Which may be one reason that when a single chief executive is brave enough to take a stand, you see many following behind. Ken Frazier’s statement resulted in mass resignations from the Trump business councils, and Benioff’s threat to pull jobs from Indiana became a call to action for multiple chiefs. “Fear stops a lot of CEOs from stepping forward,” says Benioff. “They’re under a lot of constraints from their boards, and their shareholders and investors and they are walking on eggshells. But in some cases, if you can unshackle them, they’ll walk through the door. That was my big lesson after my tweet. All [the CEOs] just wanted to know that someone had their back.”

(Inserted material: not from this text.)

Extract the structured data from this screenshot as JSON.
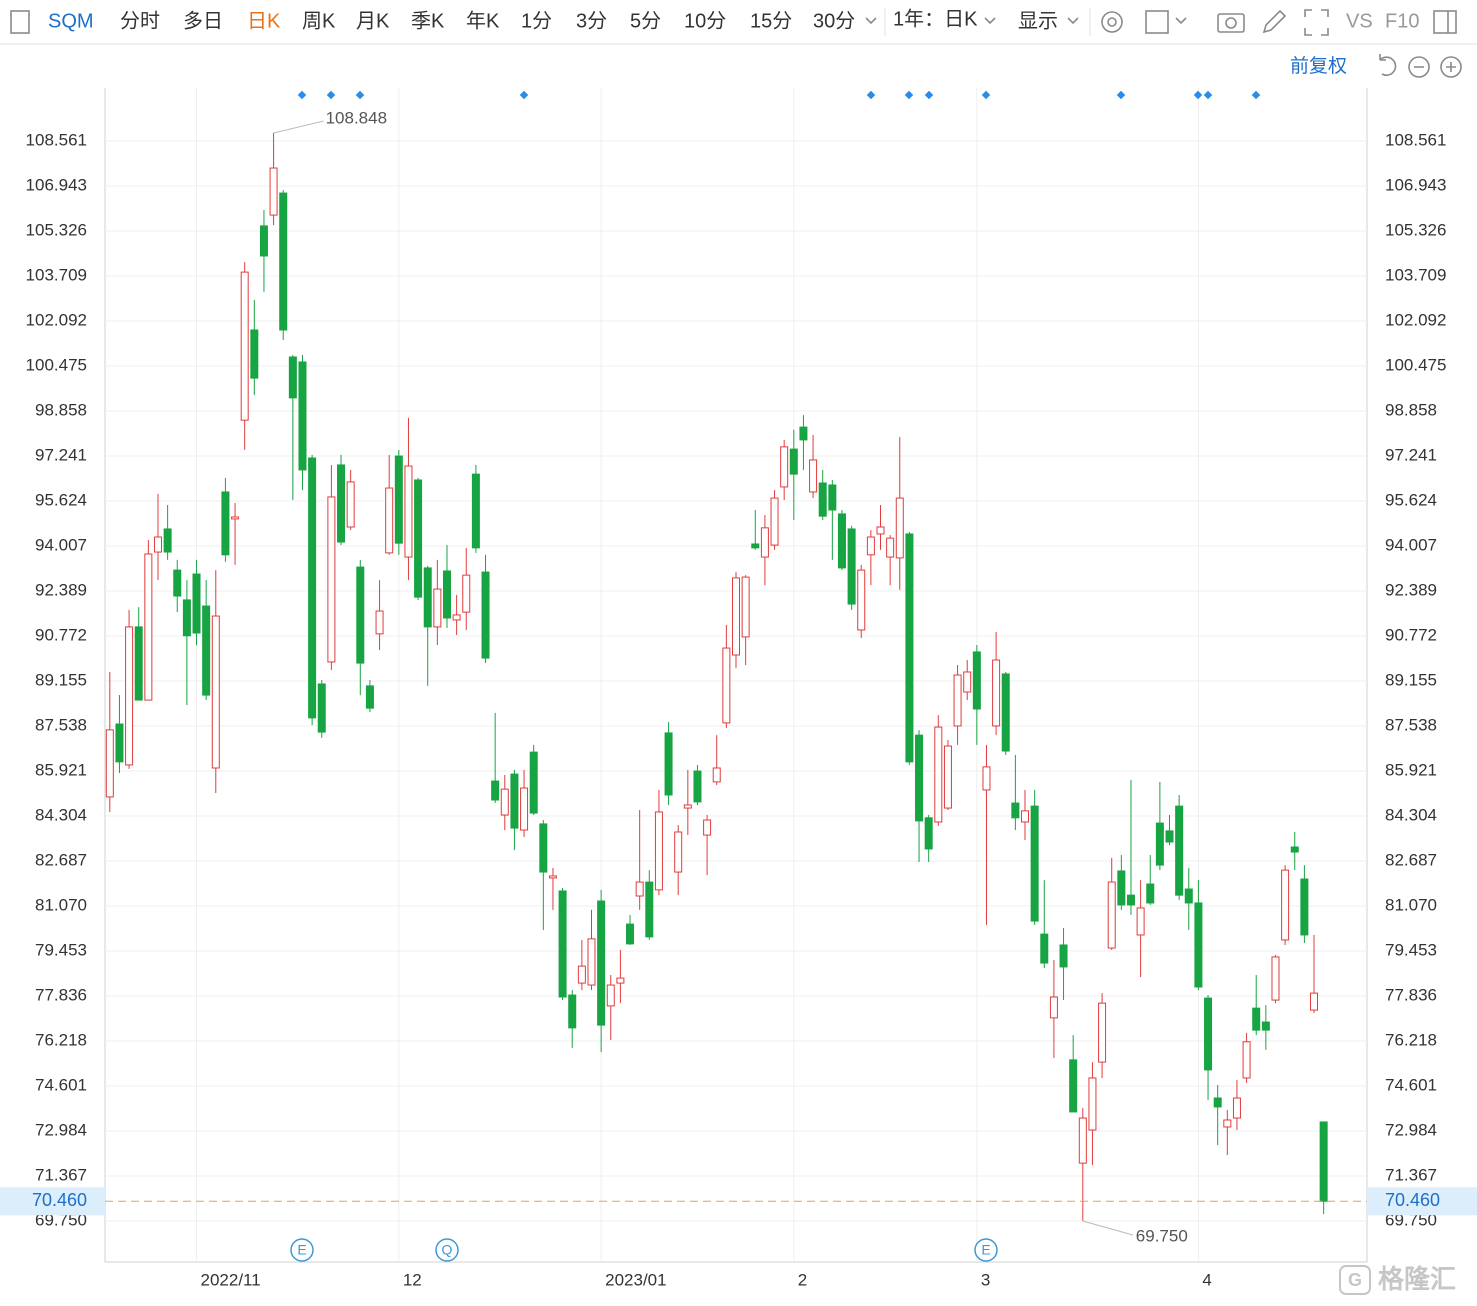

Being an activist is easier if you are a big personality founder (like Benioff or Schultz), and it certainly helps to have a strong investor story before stepping into the fray on any social issues. Unless you can guarantee the Street that your earnings and share price are going up, it’s unlikely that you’ll be successful prioritising anything beyond that. It’s also telling that fewer CEOs have as explicitly taken on key economic issues like rising inequality, flat wages, money in politics or the effects of monopoly power in the same way they’ve tackled social issues. To be fair, numerous big and small companies alike are getting involved in the education and training space (IBM’s widely Pitch 6-year high school/community colleges and the various credentialing programs being done by businesses from Cisco to JPMorgan and Dow are cases in point). But training up a 21st century workforce is a key business issue; nothing too controversial about that. And raising minimum wages (a la Walmart’s recent announcement) is more about responding to labour market dynamics and increasing productivity than corporate activism.

In any case, there are plenty who believe that whether or not the public sector is in disarray, the business of business really should be business, and not much more. Morris Pearl, a former managing director for BlackRock and the head of the board of the Patriotic Millionaires, a group of high net worth individuals who’ve argued against tax cuts for the wealthy, says “We have a really good system for making the changes that we as a society feel are important. It’s called voting. I don’t think it’s the job of business to decide what issues to take on. It’s the job of the public to decide that, and then to tell business how to act.”